Desiree Romero stood in the nearly empty storeroom at the back of Payless Shoes, store No. 5507, tears trickling down her face. The front of the Taos store had few …
Desiree Romero stood in the nearly empty storeroom at the back of Payless Shoes, store No. 5507, tears trickling down her face. The front of the Taos store had few shoes left on the shelves. Signs announcing "50 to 80 percent off" plastered the glass on the storefront. "All sales final" signs hung on the racks.
"This is so emotional," said Romero, who's managed the store for nine years and worked for the company for 11.
Sunday (April 28) is the store's final day. After 23 years in Taos, Payless Shoes will close for good.
"We're still trying to soak it up."
Payless ShoeSource declared bankruptcy in 2017 and despite efforts to restructure, the company announced in mid-February that all its remaining stores in the United States would close, though franchised stores elsewhere in the world will remain open.
Store No. 5507 wasn't immune.
When it closes, Taoseños on a tight budget will have one less place to shop for shoes at a price they can afford. They'll be left with Walmart, Bealls and, for athletic shoes, Big 5 Sporting Goods. "It's really sad. A lot of our customers can't afford to go to Española or Santa Fe to buy shoes," said Lindsay Walkowski, a store clerk, on Friday (April 19), the day they found out the final closing date.
Customers Jude Nunez, her daughter Emily Fateman and granddaughter Skylar shop at Payless frequently. "You can't beat these prices, especially for kids. They grow out of their shoes so fast," said Nunez.
The store's closing will be hard on customers. It will be harder for four women who've worked closely together for several year.
Romero started working for Payless part-time after the birth of her third child 11 years ago. Two years later she was made a full-time manager. Two of the store's staff - Walkowski and assistant manager Valerie Flores - have been with her for nine years. The newest member of the tightknit team, Vanessa Herrera, has been there four years.
The women have been with each other through first births, first birthdays, holidays and family frustrations. Romero's eldest son was seven when she started there. Now he's about to graduate from high school.
"My girls have been with me a long time," Romero said. "That's the other reason this is so emotional.
"We've all become sisters."
Romero said the women prided themselves on providing quality customer service and keeping the store good, clean and organized. Even in the last few days of the store's life, the shoes were lined up in orderly fashion in their boxes on the quickly emptying shelves.
For all the effort, Romero - who started as a manager at $12.87 an hour - said she makes about $13.50 an hour now nearly a decade later. The raises were lousy, though the company did provide subsidized health and dental insurance. Still, every time one of the team was offered a job - and they all were at different times - they chose to stay at Payless and with each other.
Even after the closure was announced, they remained with the store.
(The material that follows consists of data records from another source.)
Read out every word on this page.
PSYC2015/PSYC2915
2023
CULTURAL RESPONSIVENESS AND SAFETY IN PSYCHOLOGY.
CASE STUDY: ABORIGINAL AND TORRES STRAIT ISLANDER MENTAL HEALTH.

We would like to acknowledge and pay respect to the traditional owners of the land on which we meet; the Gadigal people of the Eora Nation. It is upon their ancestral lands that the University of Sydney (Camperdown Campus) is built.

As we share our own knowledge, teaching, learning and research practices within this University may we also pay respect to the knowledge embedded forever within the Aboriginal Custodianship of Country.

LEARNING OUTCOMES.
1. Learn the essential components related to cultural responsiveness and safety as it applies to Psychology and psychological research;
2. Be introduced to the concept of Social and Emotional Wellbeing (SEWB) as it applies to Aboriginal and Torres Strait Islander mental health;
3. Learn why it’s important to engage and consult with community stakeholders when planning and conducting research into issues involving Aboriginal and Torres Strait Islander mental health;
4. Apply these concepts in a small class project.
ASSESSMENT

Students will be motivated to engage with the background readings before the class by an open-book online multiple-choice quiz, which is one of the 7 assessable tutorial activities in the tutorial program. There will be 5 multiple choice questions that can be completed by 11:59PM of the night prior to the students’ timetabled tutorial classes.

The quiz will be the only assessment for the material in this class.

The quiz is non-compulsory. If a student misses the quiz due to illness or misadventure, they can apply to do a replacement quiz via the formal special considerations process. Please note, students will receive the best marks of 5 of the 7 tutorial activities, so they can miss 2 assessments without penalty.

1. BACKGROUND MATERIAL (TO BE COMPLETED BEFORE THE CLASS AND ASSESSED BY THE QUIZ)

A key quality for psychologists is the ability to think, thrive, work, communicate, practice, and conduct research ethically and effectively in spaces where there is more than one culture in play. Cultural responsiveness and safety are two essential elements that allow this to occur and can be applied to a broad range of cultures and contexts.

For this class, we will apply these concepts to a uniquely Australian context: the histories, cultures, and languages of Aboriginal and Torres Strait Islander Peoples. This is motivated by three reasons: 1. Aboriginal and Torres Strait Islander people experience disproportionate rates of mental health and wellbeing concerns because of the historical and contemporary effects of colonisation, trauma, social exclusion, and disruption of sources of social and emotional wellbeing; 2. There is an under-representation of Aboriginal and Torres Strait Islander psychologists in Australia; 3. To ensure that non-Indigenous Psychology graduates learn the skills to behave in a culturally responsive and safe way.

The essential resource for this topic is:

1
"My crew has stayed with me through this process. We're not guaranteed a job after this. They could have definitely just up and left any time. That just shows they are here to the end," Romero said, starting to tear up again.
"We're all going to go in different ways. We're so used to seeing each other every day."
They joke that they're like the band on the Titanic, still playing music as the ship goes down.
Romero doesn't think any of them will have a hard time finding another job in Taos. There are plenty of jobs for people willing to work, she said. Their customers know their work ethic and have already been making them offers.
Still, they don't know how they'll feel when they close and lock the door for the last time on the place where a sisterhood was born. "We're still trying to process that we're closing," Romero said.
"We should all just have mimosas then," said Flores.